Hi,
The most effective way to use BEDOPS is to process data by chromosome. Each utility takes a chromosome name as an option. For example:
bedops -e --chrom chr18 file1.bed file2.bed file3.bed file4.bed
This will do work only on chr18. So, looping through every chromosome and running each in parallel is often very effective. This can be done cluster-wide, or as background processes on a multiprocessor machine. Then, you can quickly glue the results back together with a simple call to cat (or starchcat if outputs are in Starch format).
True multi-threading (not multi-processing) is not very effective for most utilities as outputs maintain sorted order. Even if you can calculate items in parallel, it must all be synchronized at the output. We are experimenting with where multithreading can be used effectively, however.

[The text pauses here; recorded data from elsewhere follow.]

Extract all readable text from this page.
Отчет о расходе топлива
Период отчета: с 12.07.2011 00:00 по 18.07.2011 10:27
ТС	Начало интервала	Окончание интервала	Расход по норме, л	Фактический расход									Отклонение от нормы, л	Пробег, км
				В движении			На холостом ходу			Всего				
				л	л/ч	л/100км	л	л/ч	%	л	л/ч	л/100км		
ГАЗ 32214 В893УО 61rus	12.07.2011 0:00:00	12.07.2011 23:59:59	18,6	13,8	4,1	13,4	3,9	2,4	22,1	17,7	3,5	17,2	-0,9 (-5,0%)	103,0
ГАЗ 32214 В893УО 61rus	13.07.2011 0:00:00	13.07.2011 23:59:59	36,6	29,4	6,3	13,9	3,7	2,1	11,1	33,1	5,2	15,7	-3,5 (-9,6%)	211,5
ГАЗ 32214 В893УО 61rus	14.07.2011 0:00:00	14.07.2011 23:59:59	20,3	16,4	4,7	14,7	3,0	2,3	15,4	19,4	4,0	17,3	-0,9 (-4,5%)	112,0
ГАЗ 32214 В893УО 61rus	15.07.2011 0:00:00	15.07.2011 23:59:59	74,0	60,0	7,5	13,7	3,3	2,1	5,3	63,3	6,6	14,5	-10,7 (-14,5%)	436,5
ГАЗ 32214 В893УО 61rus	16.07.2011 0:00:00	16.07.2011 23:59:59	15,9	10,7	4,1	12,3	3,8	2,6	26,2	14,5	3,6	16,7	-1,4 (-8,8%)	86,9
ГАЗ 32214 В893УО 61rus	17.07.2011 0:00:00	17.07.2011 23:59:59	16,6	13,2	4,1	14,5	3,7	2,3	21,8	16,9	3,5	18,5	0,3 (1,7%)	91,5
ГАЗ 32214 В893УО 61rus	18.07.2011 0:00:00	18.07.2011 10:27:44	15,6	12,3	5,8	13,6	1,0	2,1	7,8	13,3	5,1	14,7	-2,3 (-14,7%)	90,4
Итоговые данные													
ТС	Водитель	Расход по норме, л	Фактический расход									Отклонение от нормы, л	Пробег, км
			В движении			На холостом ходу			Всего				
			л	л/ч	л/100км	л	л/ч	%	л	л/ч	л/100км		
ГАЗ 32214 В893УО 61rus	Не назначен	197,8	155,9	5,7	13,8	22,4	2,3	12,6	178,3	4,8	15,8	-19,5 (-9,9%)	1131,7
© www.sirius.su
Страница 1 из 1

If you have a specific example of what you are trying to achieve, we often have ways to show how to speed things up. For example, bedextract can be much faster than bedops -e when its data preconditions are met. Also, bedmap --faster can be a huge help in cases where it applies, as can piping commands efficiently, sometimes using named pipes. We do take great care in keeping our tools general and fast, so we are definitely interested in cases where the tools are not performing at speeds that you find acceptable. Please send details.
We are also looking to have some pretty big speedups in our next release of BEDOPS for several utilities.